Remembering a dissident Confucian Monk: How Kim Sisŭp became Sŏlcham, and Sŏlcham the Boyi of Korea

Kim SiseupDr Dennis Wuerthner (Ruhr-University Bochum)
Friday 22 March 2019Time: 5:15 PM – 7:00 PM
Venue: Brunei Gallery Room B104
Registration required via SOAS website

Abstract

Throughout the Chosŏn dynasty, few other figures were as much associated with dissent and protest against ruling powers as Kim Sisŭp (1435-1493), one of the towering intellectuals of fifteenth century Korea. A child prodigy, he was predicted a bright official future, but in reaction to the usurpation of the throne by Prince Suyang and the forced abdication of King Tanjong (r. 1452-1455), Kim Sisŭp became a prominent dissident who placed himself in open opposition to King Sejo (r. 1455-1468) and his government. Following the coup d’état of 1455, Kim Sisŭp withdrew from the Confucian society and chose to become a wayfaring Buddhist monk under the dharma–name of Sŏlcham. In later centuries, his dissent and extraordinary dissidence was frequently debated at court and discussed by prominent Confucians literati, and there was a broad campaign to reintegrate this rebellious Buddho-Confucian figure into an official Confucian realm.

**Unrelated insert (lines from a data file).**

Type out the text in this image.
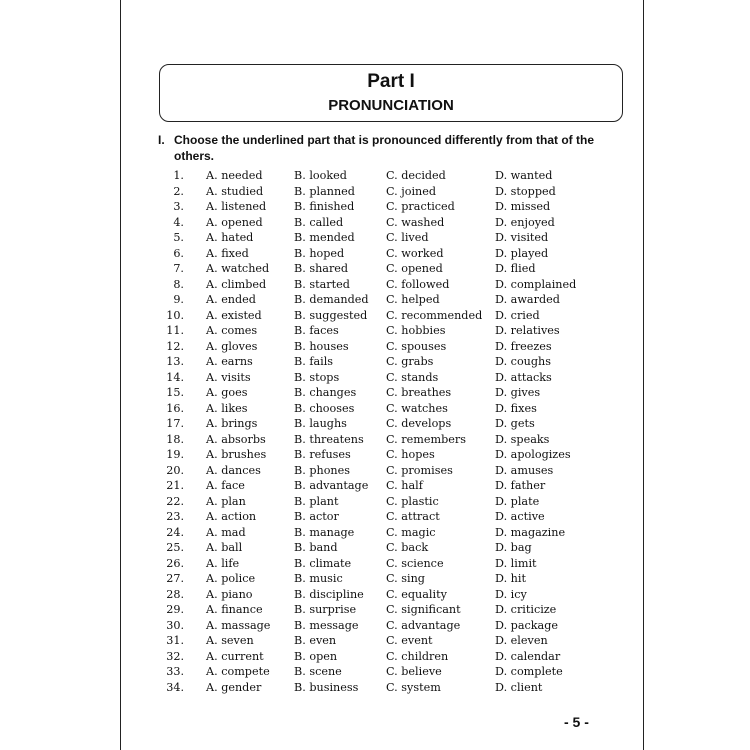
Part I
PRONUNCIATION
I. Choose the underlined part that is pronounced differently from that of the others.
1. A. needed	B. looked	C. decided	D. wanted
2. A. studied	B. planned	C. joined	D. stopped
3. A. listened B. finished	C. practiced	D. missed
4. A. opened	B. called	C. washed	D. enjoyed
5. A. hated	B. mended	C. lived	D. visited
6. A. fixed	B. hoped	C. worked	D. played
7. A. watched B. shared	C. opened	D. flied
8. A. climbed B. started	C. followed	D. complained
9. A. ended	B. demanded C. helped	D. awarded
10. A. existed	B. suggested C. recommended D. cried
11. A. comes	B. faces	C. hobbies	D. relatives
12. A. gloves	B. houses	C. spouses	D. freezes
13. A. earns	B. fails	C. grabs	D. coughs
14. A. visits	B. stops	C. stands	D. attacks
15. A. goes	B. changes	C. breathes	D. gives
16. A. likes	B. chooses	C. watches	D. fixes
17. A. brings	B. laughs	C. develops	D. gets
18. A. absorbs	B. threatens C. remembers	D. speaks
19. A. brushes B. refuses	C. hopes	D. apologizes
20. A. dances	B. phones	C. promises	D. amuses
21. A. face	B. advantage C. half	D. father
22. A. plan	B. plant	C. plastic	D. plate
23. A. action	B. actor	C. attract	D. active
24. A. mad	B. manage	C. magic	D. magazine
25. A. ball	B. band	C. back	D. bag
26. A. life	B. climate	C. science	D. limit
27. A. police	B. music	C. sing	D. hit
28. A. piano	B. discipline C. equality	D. icy
29. A. finance	B. surprise	C. significant	D. criticize
30. A. massage B. message C. advantage	D. package
31. A. seven	B. even	C. event	D. eleven
32. A. current	B. open	C. children	D. calendar
33. A. compete B. scene	C. believe	D. complete
34. A. gender	B. business C. system	D. client
- 5 -
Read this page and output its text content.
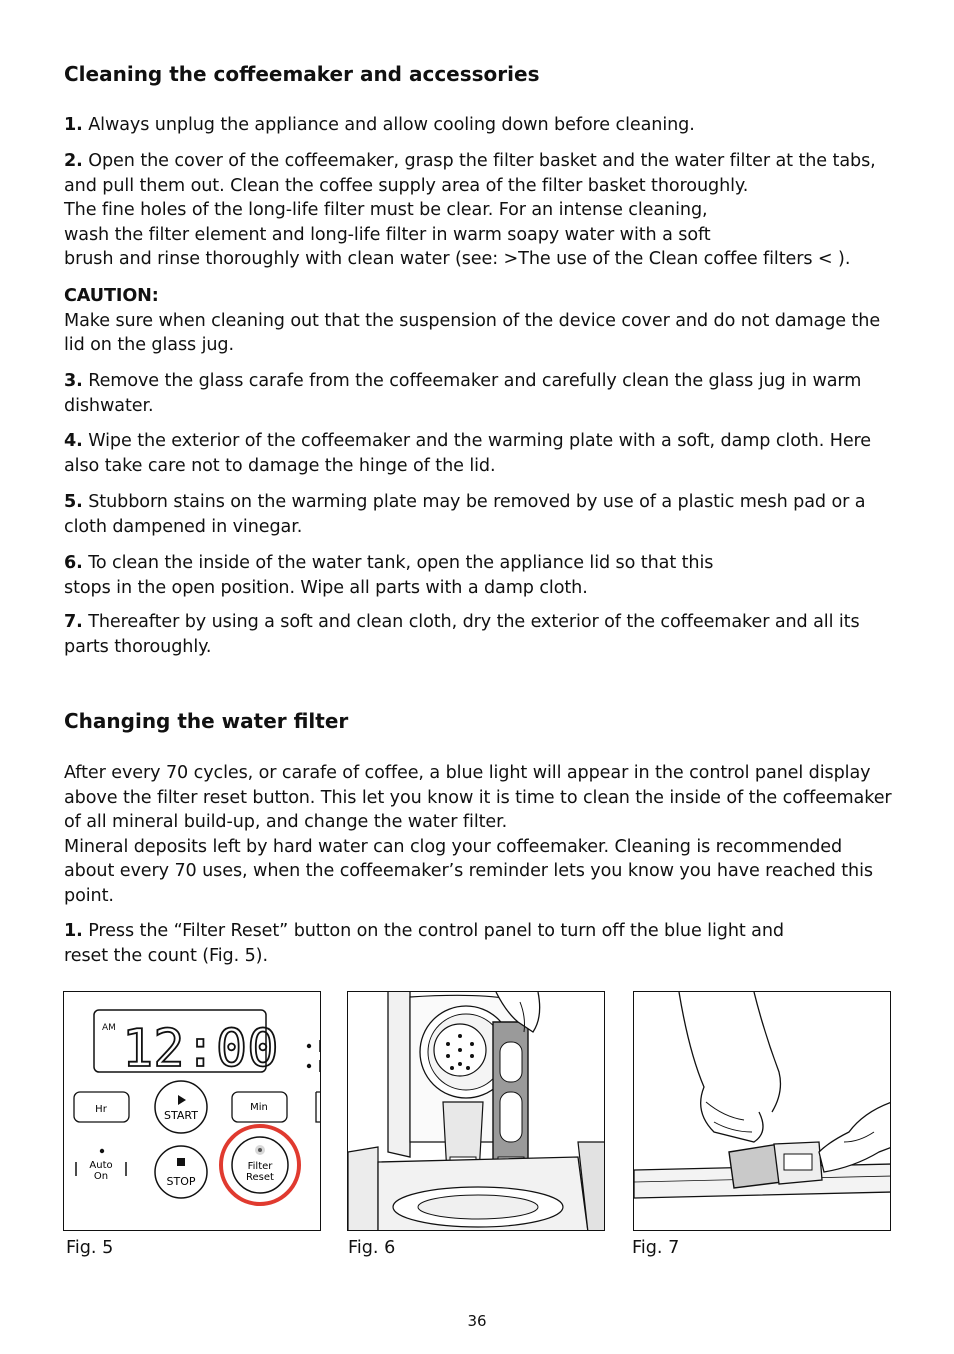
Cleaning the coffeemaker and accessories

1. Always unplug the appliance and allow cooling down before cleaning.

2. Open the cover of the coffeemaker, grasp the filter basket and the water filter at the tabs, and pull them out. Clean the coffee supply area of the filter basket thoroughly.
The fine holes of the long-life filter must be clear. For an intense cleaning,
wash the filter element and long-life filter in warm soapy water with a soft
brush and rinse thoroughly with clean water (see: >The use of the Clean coffee filters < ).

CAUTION:
Make sure when cleaning out that the suspension of the device cover and do not damage the lid on the glass jug.

3. Remove the glass carafe from the coffeemaker and carefully clean the glass jug in warm dishwater.

4. Wipe the exterior of the coffeemaker and the warming plate with a soft, damp cloth. Here also take care not to damage the hinge of the lid.

5. Stubborn stains on the warming plate may be removed by use of a plastic mesh pad or a cloth dampened in vinegar.

6. To clean the inside of the water tank, open the appliance lid so that this
stops in the open position. Wipe all parts with a damp cloth.

7. Thereafter by using a soft and clean cloth, dry the exterior of the coffeemaker and all its parts thoroughly.

Changing the water filter

After every 70 cycles, or carafe of coffee, a blue light will appear in the control panel display above the filter reset button. This let you know it is time to clean the inside of the coffeemaker of all mineral build-up, and change the water filter.
Mineral deposits left by hard water can clog your coffeemaker. Cleaning is recommended about every 70 uses, when the coffeemaker’s reminder lets you know you have reached this point.

1. Press the “Filter Reset” button on the control panel to turn off the blue light and
reset the count (Fig. 5).

AM 12:00
Hr	START
Min
Auto
On	STOP
Filter
Reset
Fig. 5	Fig. 6	Fig. 7
36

In this lecture I mean to analyse the way in which Sŏlcham Kim Sisŭp expressed his dissent, and discuss the evaluation, remembrance and utilization of his specific form of protest during later centuries.

Speaker Biography

Dr Dennis Wuerthner is a researcher and lecturer at the Korean Studies Institute of Ruhr University Bochum, Germany. He studies and translates premodern and contemporary Korean literature, and has published the book A study of hypertexts of Kuunmong 九雲夢, focusing on Kuullu 九雲樓 / Kuun’gi 九雲記 (Frankfurt a. M.: Peter Lang, 2017).